M. le rapporteur spécial. Les crédits permettant de financer cette mesure existent dans le budget du ministère, pour un montant avoisinant le million d’euros. Il ne me semble pas qu’en modifiant le calcul de ces pensions on mette en péril le budget des anciens combattants. Par ailleurs, la ministre semblait désireuse de faire un geste en ce sens pour des personnes qui sont très âgées. C’est une toute petite somme pour une grande mesure de justice sociale.

La commission rejette l’amendement.

Puis elle examine l’amendement II-CF63 de M. Patrick Hetzel.
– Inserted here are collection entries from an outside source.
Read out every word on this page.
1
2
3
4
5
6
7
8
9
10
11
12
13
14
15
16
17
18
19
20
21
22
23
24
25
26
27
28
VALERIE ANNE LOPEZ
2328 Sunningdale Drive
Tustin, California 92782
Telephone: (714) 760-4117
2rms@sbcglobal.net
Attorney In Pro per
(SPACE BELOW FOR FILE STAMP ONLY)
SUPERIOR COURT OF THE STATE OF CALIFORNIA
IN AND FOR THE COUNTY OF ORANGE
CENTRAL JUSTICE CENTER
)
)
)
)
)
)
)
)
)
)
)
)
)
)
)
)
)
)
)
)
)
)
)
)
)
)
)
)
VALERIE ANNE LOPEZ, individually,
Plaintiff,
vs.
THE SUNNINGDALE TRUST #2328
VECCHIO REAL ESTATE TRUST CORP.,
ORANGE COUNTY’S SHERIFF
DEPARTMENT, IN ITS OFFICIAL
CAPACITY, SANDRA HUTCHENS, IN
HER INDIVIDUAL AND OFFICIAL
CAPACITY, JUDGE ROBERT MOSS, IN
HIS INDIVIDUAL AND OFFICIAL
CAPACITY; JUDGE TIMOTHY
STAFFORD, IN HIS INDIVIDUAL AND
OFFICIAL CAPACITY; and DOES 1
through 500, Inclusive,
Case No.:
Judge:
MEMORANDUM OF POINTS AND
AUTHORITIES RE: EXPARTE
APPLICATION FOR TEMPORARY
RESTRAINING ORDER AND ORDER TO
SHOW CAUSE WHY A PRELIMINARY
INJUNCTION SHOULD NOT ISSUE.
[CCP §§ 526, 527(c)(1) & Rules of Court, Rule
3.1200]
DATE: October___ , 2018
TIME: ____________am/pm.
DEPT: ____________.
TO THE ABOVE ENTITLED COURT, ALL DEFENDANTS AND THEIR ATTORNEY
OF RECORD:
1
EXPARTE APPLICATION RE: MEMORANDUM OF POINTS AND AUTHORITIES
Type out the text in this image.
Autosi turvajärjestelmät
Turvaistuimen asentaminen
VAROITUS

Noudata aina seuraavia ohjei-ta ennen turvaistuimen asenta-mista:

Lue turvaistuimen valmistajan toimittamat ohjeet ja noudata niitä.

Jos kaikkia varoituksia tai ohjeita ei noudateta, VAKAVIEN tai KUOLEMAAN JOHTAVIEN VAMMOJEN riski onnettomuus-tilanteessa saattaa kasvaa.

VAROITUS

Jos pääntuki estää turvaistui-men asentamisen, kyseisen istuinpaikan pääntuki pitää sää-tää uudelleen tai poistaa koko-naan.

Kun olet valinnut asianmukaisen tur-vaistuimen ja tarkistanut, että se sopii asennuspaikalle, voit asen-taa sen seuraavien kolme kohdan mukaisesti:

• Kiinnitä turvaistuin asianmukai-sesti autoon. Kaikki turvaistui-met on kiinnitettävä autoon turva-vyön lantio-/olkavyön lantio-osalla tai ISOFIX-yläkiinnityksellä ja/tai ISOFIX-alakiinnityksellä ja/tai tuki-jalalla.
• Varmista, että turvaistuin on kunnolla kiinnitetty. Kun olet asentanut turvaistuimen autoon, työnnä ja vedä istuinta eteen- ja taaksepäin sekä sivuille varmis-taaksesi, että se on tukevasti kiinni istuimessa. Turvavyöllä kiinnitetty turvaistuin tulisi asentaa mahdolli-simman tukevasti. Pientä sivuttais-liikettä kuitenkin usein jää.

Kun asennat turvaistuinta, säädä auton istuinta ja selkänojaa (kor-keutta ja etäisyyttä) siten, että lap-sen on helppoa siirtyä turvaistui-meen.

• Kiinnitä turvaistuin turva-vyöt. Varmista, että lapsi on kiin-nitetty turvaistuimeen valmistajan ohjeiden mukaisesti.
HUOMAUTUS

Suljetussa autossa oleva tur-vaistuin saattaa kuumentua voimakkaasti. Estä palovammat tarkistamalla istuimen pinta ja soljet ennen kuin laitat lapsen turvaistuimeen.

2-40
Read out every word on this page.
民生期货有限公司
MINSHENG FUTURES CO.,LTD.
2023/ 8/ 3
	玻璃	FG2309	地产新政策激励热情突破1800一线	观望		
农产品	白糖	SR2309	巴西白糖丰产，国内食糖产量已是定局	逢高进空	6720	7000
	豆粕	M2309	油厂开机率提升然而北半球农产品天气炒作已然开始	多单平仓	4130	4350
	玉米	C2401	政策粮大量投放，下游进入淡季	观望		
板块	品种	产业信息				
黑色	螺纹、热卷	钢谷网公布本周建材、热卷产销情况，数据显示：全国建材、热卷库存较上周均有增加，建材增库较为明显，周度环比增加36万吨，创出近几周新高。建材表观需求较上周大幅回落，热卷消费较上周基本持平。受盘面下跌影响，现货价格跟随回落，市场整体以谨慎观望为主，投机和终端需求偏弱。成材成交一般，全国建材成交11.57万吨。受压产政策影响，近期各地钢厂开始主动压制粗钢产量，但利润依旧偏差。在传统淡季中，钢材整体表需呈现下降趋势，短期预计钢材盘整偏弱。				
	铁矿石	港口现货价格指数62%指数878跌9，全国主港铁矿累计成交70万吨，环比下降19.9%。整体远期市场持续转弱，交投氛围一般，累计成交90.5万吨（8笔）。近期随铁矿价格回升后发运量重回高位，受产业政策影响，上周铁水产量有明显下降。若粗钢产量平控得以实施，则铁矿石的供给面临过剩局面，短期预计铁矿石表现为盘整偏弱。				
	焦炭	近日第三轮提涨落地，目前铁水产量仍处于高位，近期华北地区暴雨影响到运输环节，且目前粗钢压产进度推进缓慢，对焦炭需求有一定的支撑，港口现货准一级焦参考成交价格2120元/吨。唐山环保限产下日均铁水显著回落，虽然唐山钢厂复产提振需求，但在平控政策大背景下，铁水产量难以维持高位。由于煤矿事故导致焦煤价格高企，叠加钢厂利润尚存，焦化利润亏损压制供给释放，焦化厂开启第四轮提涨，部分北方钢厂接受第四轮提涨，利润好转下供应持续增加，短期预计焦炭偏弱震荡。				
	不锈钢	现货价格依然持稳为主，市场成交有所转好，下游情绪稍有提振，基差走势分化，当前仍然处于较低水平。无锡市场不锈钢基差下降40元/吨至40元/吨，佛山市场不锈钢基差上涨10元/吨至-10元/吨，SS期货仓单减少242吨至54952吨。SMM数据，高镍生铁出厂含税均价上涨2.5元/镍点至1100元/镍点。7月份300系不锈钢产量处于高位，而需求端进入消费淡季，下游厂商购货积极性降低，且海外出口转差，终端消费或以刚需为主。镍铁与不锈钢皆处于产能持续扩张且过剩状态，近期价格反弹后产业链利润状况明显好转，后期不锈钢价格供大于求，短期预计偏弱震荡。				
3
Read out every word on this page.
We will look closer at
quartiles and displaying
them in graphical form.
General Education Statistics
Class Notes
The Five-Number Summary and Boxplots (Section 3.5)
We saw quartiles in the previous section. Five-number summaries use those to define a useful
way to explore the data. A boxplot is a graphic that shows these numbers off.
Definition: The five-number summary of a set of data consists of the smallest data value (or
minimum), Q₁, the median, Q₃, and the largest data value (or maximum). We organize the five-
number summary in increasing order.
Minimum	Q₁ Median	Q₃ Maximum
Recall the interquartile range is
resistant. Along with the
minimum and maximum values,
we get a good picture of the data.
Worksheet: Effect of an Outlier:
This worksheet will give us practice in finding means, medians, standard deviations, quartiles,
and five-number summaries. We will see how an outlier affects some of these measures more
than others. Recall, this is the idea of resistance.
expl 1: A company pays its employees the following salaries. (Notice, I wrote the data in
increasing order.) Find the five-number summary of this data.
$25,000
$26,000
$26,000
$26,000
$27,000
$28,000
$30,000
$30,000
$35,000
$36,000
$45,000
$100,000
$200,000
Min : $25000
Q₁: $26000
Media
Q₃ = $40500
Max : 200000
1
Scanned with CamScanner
M. Patrick Hetzel. Cet amendement propose des mesures de réparation pour d’anciens supplétifs. Le coût de cette disposition serait de l’ordre de 300 000 euros, et les données sont très claires. Je le dis car je suis encore sous le coup du rejet par la majorité de l’amendement précédent. J’avoue ne pas comprendre.

M. le rapporteur spécial. Avis favorable. Il s’agit d’une mesure de réparation destinée à soixante-quatorze personnes qui ont déposé un dossier et qui, pour des raisons de revirements juridiques, n’ont pas pu voir leur demande satisfaite. Rapportée au budget du ministère, il s’agit d’une toute petite somme.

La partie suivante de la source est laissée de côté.